Alles beginnt an jenem schicksalhaften Sonntagabend, dem 22. April 2012. «Ich war zu Besuch bei meinen Eltern und nahm das Motorrad, um Brot fürs Fondue zu kaufen», erzählt Louka Réal. «In einer Kurve blieb der Gasgriff in der vollen Beschleunigung eingeklemmt. Ich stürzte mit hoher Geschwindigkeit zu Boden und landete an der Wand eines Grabsteinbildhauers.» Er lacht. «Ausgerechnet Grabsteine.» Es wäre in der Tat ein Symbol gewesen.

Text: Guillaume Roud
Bilder: Sébastien Agnetti

Das Aufwachen in Nottwil

Der junge Lausanner kommt dem Tod sehr nahe.

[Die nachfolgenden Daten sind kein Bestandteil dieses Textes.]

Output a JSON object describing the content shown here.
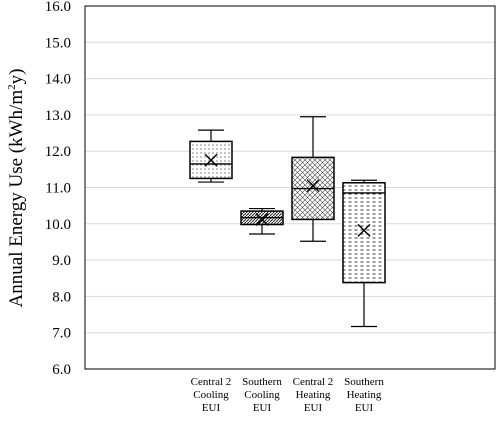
{
  "chart_data": {
    "type": "box",
    "title": "",
    "xlabel": "",
    "ylabel": "Annual Energy Use (kWh/m",
    "ylabel_sup": "2",
    "ylabel_tail": "y)",
    "ylim": [
      6.0,
      16.0
    ],
    "yticks": [
      "6.0",
      "7.0",
      "8.0",
      "9.0",
      "10.0",
      "11.0",
      "12.0",
      "13.0",
      "14.0",
      "15.0",
      "16.0"
    ],
    "ytick_values": [
      6,
      7,
      8,
      9,
      10,
      11,
      12,
      13,
      14,
      15,
      16
    ],
    "grid": true,
    "categories": [
      {
        "lines": [
          "Central 2",
          "Cooling",
          "EUI"
        ],
        "min": 11.15,
        "q1": 11.25,
        "median": 11.65,
        "q3": 12.27,
        "max": 12.58,
        "mean": 11.75,
        "pattern": "dots"
      },
      {
        "lines": [
          "Southern",
          "Cooling",
          "EUI"
        ],
        "min": 9.72,
        "q1": 9.98,
        "median": 10.17,
        "q3": 10.35,
        "max": 10.42,
        "mean": 10.12,
        "pattern": "diagonal-dense"
      },
      {
        "lines": [
          "Central 2",
          "Heating",
          "EUI"
        ],
        "min": 9.52,
        "q1": 10.12,
        "median": 10.97,
        "q3": 11.83,
        "max": 12.95,
        "mean": 11.05,
        "pattern": "crosshatch"
      },
      {
        "lines": [
          "Southern",
          "Heating",
          "EUI"
        ],
        "min": 7.17,
        "q1": 8.38,
        "median": 10.85,
        "q3": 11.13,
        "max": 11.2,
        "mean": 9.82,
        "pattern": "dashes"
      }
    ]
  }
}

Er liegt im Spital mit diversen Frakturen und schweren inneren Blutungen, die sich nicht stoppen lassen, als die Ärzte bereits seine engsten Angehörigen benachrichtigen, damit sie sich von ihm verabschieden können. Doch im letzten Moment stabilisiert sich sein Zustand wie durch ein Wunder. Nach einem Monat im künstlichen Koma wird der Sportler per Helikopter ans Schweizer Paraplegiker-Zentrum (SPZ) in Nottwil verlegt. Er ist Schweizer Meister im Trialbike – einer akrobatischen Disziplin auf dem Velo, bei der Tricks und Stunts über Stock und Stein gezeigt werden. Als er auf der Intensivstation aufwacht, realisiert er, dass er querschnittsgelähmt ist. «Zuerst war ich schockiert und stellte mir tausend Fragen. Als ich dann erkannte, dass mein Schicksal besiegelt war, richtete sich mein Augenmerk nicht mehr auf das Gehenkönnen, sondern ich wollte so schnell wie möglich autonom werden. »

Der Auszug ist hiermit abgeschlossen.